Classic Star Trek celebrated human progress, working to be better, not perfect. Its stories pushed viewers to think, to debate, to seek excellence. Starfleet Academy does the opposite. It says you’re fine the way you are and anyone who disagrees is the villain. I don’t remember any moments from the classic original series or The Next Generation where someone in leadership said “we’re done improving, just accept yourself.” That’s not Captain Kirk or Captain Picard’s Federation, that’s today’s soy-infused Hollywood, projecting its insecurities into the cosmos. and audiences will respond by grabbing for the remote.
Apparently, Ozempic has been discontinued in the future.
— 𝐆𝐫𝐞𝐠 (@GregoryEck) January 10, 2026
Star Trek’s beating heart was a professional 19th century naval crew in space.
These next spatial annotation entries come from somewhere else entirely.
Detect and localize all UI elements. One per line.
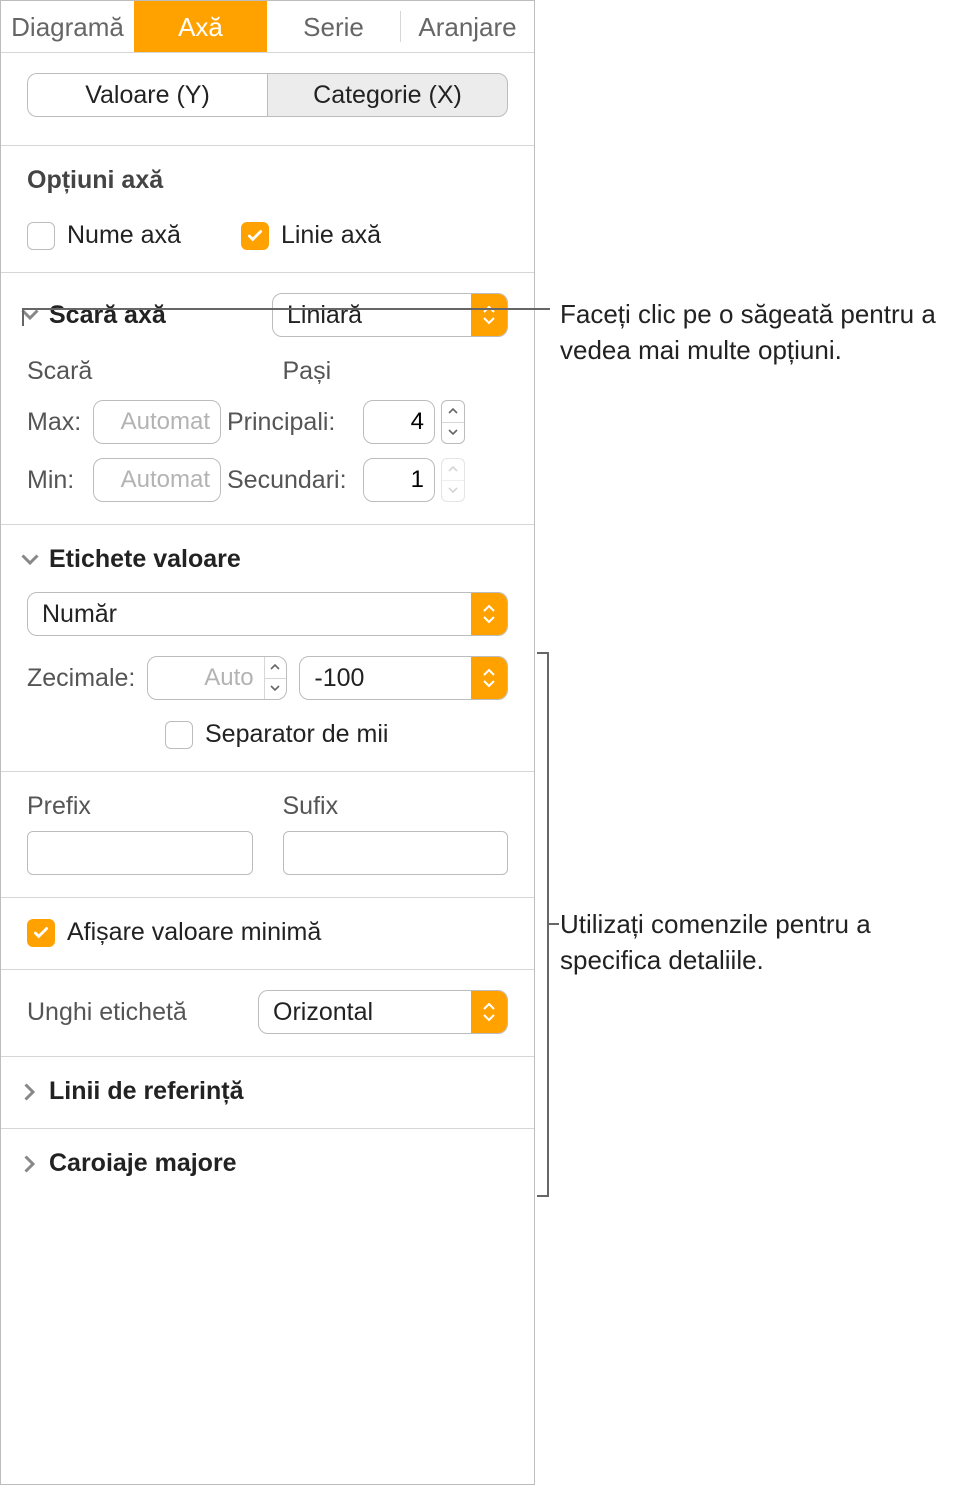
disclosure-reference-lines[interactable]: Linii de referință xyxy=(21,1077,508,1106)
callout-1-line xyxy=(22,308,550,310)
minor-label: Secundari: xyxy=(227,466,357,495)
decimals-label: Zecimale: xyxy=(27,664,135,693)
section-value-labels: Etichete valoare Număr Zecimale: -100 xyxy=(1,525,534,772)
scale-sublabel: Scară xyxy=(27,357,253,386)
select-handle-icon xyxy=(471,657,507,699)
select-handle-icon xyxy=(471,294,507,336)
chevron-right-icon xyxy=(21,1155,39,1173)
chevron-down-icon xyxy=(21,551,39,569)
label-angle-value: Orizontal xyxy=(259,991,471,1033)
thousands-separator-label: Separator de mii xyxy=(205,720,388,749)
steps-sublabel: Pași xyxy=(283,357,509,386)
value-labels-title: Etichete valoare xyxy=(49,545,241,574)
disclosure-value-labels[interactable]: Etichete valoare xyxy=(21,545,508,574)
major-gridlines-title: Caroiaje majore xyxy=(49,1149,237,1178)
axis-options-title: Opțiuni axă xyxy=(27,166,508,195)
select-handle-icon xyxy=(471,593,507,635)
callout-text-2: Utilizați comenzile pentru a specifica d… xyxy=(560,906,960,979)
section-axis-options: Opțiuni axă Nume axă Linie axă xyxy=(1,145,534,273)
axis-scale-title: Scară axă xyxy=(49,301,166,330)
stepper-up-icon[interactable] xyxy=(442,459,464,481)
select-scale-type[interactable]: Liniară xyxy=(272,293,508,337)
callout-2-bracket-mid xyxy=(549,923,559,925)
stepper-up-icon[interactable] xyxy=(442,401,464,423)
major-label: Principali: xyxy=(227,408,357,437)
min-input[interactable] xyxy=(94,459,220,501)
section-label-angle: Unghi etichetă Orizontal xyxy=(1,970,534,1057)
tab-arrange[interactable]: Aranjare xyxy=(401,1,534,52)
negative-format-value: -100 xyxy=(300,657,471,699)
prefix-label: Prefix xyxy=(27,792,253,821)
axis-line-label: Linie axă xyxy=(281,221,381,250)
label-angle-label: Unghi etichetă xyxy=(27,998,238,1027)
section-show-min: Afișare valoare minimă xyxy=(1,898,534,970)
minor-field[interactable] xyxy=(363,458,435,502)
max-label: Max: xyxy=(27,408,87,437)
chevron-right-icon xyxy=(21,1083,39,1101)
stepper-up-icon[interactable] xyxy=(265,657,287,679)
section-prefix-suffix: Prefix Sufix xyxy=(1,772,534,898)
max-field[interactable] xyxy=(93,400,221,444)
stepper-down-icon[interactable] xyxy=(265,679,287,700)
callout-2-bracket-top xyxy=(537,652,547,654)
max-input[interactable] xyxy=(94,401,220,443)
tab-series[interactable]: Serie xyxy=(267,1,400,52)
show-min-label: Afișare valoare minimă xyxy=(67,918,321,947)
major-stepper[interactable] xyxy=(441,400,465,444)
disclosure-axis-scale[interactable]: Scară axă xyxy=(21,301,166,330)
decimals-stepper[interactable] xyxy=(264,657,287,699)
decimals-input[interactable] xyxy=(148,657,263,699)
decimals-field[interactable] xyxy=(147,656,287,700)
select-label-angle[interactable]: Orizontal xyxy=(258,990,508,1034)
number-format-value: Număr xyxy=(28,593,471,635)
select-handle-icon xyxy=(471,991,507,1033)
subtab-value-y[interactable]: Valoare (Y) xyxy=(27,73,267,117)
suffix-input[interactable] xyxy=(283,831,509,875)
section-major-gridlines: Caroiaje majore xyxy=(1,1129,534,1200)
callout-text-1: Faceți clic pe o săgeată pentru a vedea … xyxy=(560,296,950,369)
tab-chart[interactable]: Diagramă xyxy=(1,1,134,52)
tab-axis[interactable]: Axă xyxy=(134,1,267,52)
checkbox-axis-line[interactable] xyxy=(241,222,269,250)
prefix-input[interactable] xyxy=(27,831,253,875)
stepper-down-icon[interactable] xyxy=(442,423,464,444)
subtab-category-x[interactable]: Categorie (X) xyxy=(267,73,508,117)
checkbox-axis-name[interactable] xyxy=(27,222,55,250)
stepper-down-icon[interactable] xyxy=(442,481,464,502)
min-field[interactable] xyxy=(93,458,221,502)
select-negative-format[interactable]: -100 xyxy=(299,656,508,700)
checkbox-show-min-value[interactable] xyxy=(27,919,55,947)
scale-type-value: Liniară xyxy=(273,294,471,336)
axis-subtabs: Valoare (Y) Categorie (X) xyxy=(27,73,508,117)
select-number-format[interactable]: Număr xyxy=(27,592,508,636)
section-reference-lines: Linii de referință xyxy=(1,1057,534,1129)
minor-input[interactable] xyxy=(364,459,434,501)
section-axis-scale: Scară axă Liniară Scară Pași Max: Princi… xyxy=(1,273,534,525)
min-label: Min: xyxy=(27,466,87,495)
reference-lines-title: Linii de referință xyxy=(49,1077,243,1106)
major-field[interactable] xyxy=(363,400,435,444)
major-input[interactable] xyxy=(364,401,434,443)
format-panel: Diagramă Axă Serie Aranjare Valoare (Y) … xyxy=(0,0,535,1485)
suffix-label: Sufix xyxy=(283,792,509,821)
callout-1-tick xyxy=(22,308,24,326)
callout-2-bracket-bottom xyxy=(537,1195,547,1197)
top-nav: Diagramă Axă Serie Aranjare xyxy=(1,1,534,53)
disclosure-major-gridlines[interactable]: Caroiaje majore xyxy=(21,1149,508,1178)
axis-name-label: Nume axă xyxy=(67,221,181,250)
minor-stepper[interactable] xyxy=(441,458,465,502)
checkbox-thousands-separator[interactable] xyxy=(165,721,193,749)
It was basically a love letter to Rightwing aristocracy and professionalism with a Leftwing coat of paint, and you can literally pinpoint the exact second it died by the BMI of the cast. https://t.co/wSsFHTDu19 pic.twitter.com/z6VuodF7w7
— Isaac Young (@HariSel57511397) January 12, 2026
This new show is obviously aimed at teens, but it comes off more like another “Star Trek: Comedy,” where the original concepts are now just a joke. The real punchline is how a once-great franchise has now become a lecture dressed up as sci-fi adventure. As one commentor said “Star Trek: Enterprise had its problems, but it’s Citizen Kane compared to this.” Perhaps the real “Burn” isn’t the explosion that shattered the Federation. but the result of what happens when storytelling itself collapses under the weight of ideology.
Please put an end the “Discovery” timeline.